= Muqrin ibn Zamil =

Muqrin ibn Zamil (مقرن بن زامل Miqrin ibin Zāmil) was the Jabrid ruler of eastern Arabia, including al-Hasa, al-Qatif, and Bahrain, and the last Jabrid ruler of Bahrain and Eastern Arabia. He was defeated in battle by an invading Portuguese force that conquered the islands of Bahrain in 1521. Having been captured in battle, King Muqrin died from his wounds several days later. The Portuguese commander, António Correia, later depicted King Muqrin's bleeding severed head on his family's coat of arms in Lousã.

Muqrin ascended to power following the death of the Jabrid's most powerful ruler, Ajwad ibn Zamil, who was possibly Muqrin's grandfather. Muqrin was one of three Jabrid brothers who, between them, ruled the Jabrid kingdom composed of Oman, the north coast of Oman, and the Bahrain-Qatif area; Muqrin ruled the latter area from his capital in al-Hasa. He refused to pay tribute to the expanding Portuguese-Hormuzi alliance that had come to dominate the sea lanes, prompting the two allies to send an invasion force to subdue the Jabrid kingdom of Bahrain.
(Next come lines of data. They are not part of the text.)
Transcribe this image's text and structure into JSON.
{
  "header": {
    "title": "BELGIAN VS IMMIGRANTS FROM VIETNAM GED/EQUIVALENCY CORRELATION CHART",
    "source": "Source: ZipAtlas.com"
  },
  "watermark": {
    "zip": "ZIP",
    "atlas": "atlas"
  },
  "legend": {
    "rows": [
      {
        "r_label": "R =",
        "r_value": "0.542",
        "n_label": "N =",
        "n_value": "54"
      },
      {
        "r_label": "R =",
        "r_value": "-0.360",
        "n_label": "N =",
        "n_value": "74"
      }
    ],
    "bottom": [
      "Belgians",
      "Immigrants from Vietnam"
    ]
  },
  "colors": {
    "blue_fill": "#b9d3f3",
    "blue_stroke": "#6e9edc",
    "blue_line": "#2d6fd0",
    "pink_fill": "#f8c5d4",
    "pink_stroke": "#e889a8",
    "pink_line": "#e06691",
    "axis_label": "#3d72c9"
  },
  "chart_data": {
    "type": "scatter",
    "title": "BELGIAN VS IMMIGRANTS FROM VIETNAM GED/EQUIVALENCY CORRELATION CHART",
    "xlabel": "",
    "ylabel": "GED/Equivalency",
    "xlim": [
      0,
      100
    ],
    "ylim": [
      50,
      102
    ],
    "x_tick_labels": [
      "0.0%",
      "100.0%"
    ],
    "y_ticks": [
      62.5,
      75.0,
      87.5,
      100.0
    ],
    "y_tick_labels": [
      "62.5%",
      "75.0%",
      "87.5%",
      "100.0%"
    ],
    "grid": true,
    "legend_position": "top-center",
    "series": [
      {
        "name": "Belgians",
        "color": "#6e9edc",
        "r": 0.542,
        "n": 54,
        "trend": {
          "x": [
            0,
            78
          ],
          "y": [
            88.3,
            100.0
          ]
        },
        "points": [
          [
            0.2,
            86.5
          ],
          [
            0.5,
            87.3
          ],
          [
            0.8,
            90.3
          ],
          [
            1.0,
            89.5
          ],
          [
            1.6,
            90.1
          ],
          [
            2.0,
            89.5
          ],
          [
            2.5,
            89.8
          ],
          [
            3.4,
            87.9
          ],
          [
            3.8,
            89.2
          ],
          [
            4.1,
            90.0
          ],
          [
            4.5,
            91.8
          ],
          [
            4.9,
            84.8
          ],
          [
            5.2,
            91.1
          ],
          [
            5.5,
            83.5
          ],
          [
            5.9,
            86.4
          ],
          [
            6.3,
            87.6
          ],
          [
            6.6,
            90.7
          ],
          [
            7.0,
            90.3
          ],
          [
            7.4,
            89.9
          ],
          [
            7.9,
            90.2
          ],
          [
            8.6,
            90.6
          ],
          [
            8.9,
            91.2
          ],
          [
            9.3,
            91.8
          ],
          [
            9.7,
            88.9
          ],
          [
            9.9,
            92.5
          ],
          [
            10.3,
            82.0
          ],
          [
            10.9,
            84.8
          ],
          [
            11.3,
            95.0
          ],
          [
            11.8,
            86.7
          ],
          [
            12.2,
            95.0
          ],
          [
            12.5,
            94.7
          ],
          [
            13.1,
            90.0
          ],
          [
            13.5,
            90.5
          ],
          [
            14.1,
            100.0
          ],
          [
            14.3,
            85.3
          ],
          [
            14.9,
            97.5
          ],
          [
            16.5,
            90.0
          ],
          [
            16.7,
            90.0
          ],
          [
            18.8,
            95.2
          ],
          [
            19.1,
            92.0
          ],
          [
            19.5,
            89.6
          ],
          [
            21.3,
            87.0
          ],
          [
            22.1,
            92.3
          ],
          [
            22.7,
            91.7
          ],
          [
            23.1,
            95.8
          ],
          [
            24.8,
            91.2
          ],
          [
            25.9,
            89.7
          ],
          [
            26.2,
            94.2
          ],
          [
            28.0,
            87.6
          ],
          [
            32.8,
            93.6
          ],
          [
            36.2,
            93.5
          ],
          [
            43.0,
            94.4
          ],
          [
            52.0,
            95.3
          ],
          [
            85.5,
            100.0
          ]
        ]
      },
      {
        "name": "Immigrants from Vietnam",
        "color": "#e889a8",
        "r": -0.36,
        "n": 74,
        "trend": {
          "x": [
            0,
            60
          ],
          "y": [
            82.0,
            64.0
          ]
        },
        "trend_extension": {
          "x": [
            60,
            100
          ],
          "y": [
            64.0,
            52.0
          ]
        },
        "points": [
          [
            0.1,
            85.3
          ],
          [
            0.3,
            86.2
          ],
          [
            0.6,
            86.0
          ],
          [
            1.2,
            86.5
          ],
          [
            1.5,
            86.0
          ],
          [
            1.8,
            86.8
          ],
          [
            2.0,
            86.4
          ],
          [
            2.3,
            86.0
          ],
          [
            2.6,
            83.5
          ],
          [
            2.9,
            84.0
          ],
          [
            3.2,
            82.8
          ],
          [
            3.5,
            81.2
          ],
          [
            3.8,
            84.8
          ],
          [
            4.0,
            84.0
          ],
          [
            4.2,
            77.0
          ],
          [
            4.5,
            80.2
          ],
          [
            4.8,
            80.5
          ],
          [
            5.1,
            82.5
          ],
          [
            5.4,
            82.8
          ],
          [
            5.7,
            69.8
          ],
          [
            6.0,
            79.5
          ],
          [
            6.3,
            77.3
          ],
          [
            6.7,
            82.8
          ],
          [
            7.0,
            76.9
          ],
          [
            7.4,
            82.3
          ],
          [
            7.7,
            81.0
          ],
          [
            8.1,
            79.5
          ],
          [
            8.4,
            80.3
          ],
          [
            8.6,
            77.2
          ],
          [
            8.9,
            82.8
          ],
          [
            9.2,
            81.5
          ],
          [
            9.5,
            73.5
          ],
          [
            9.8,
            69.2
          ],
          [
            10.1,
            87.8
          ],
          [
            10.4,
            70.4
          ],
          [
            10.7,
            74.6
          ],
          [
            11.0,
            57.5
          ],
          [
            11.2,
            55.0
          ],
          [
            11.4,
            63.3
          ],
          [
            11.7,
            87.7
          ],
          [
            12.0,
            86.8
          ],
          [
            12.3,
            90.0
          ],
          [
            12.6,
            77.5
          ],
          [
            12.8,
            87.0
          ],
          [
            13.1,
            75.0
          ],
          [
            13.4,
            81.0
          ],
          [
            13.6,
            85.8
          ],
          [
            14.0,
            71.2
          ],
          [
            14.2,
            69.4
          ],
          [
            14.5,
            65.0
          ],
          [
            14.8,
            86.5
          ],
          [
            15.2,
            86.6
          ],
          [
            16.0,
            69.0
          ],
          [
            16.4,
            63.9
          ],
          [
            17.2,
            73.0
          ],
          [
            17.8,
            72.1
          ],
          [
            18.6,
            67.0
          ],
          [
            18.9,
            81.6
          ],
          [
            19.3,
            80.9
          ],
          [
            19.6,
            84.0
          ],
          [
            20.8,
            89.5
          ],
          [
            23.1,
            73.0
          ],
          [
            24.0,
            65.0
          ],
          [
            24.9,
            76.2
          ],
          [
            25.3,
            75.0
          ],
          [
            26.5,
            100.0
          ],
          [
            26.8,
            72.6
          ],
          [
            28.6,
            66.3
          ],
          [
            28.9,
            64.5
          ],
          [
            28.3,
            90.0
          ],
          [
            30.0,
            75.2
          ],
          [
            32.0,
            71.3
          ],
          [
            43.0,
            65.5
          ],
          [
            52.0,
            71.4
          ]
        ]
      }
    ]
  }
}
The English 19th-century traveller, James Silk Buckingham's account of the invasion was particularly critical of the "disgraceful" treatment of Muqrin's body:

During the expeditions of the Portuguese in these seas, Lahsa was the seat of a king, to whom the islands of Bahrein and the port of Kateef were subject. An account is given in the Portuguese histories of those times, of an expedition from Ormuz against Bahrein, on account of Mocrim [King Muqrin], the King of Lahsa, having refused to pay tribute to them. Bahrein was taken by the combined arms of the Portuguese and the Hormuzi Persians; and António Correia, the leader of the former, added the title of Bahrein to his name. During the whole engagement, Xarafo, or Asharoff, the Persian admiral, looked on from his vessel as an unconcerned spectator; but when afterwards the body of King Muqrin, who was shot through the thigh and did not die till six days afterwards, was taken over to Lahsa to be interred, this cold blooded and cowardly spectator went over to the town, and cut off his head, which he sent to Ormuz. What seems equally disgraceful is, that Correia, the Portuguese commander, in memory of his share which he had in this event, was authorized to bear King Muqrin’s decapitated[sic] (Note: As "decapitation" means the removal of the head, heads cannot themselves be decapitated; rather, once a body is decapitated, its head is severed.) head in his coat of arms, which is still, says the historian of his own country, born by his descendants in Lousã.

The severed head remains a feature of the coat of arms of the Count of Lousã, Correia's descendant in Portugal.

The defeat of Muqrin began nearly eighty years of Portuguese rule of Bahrain.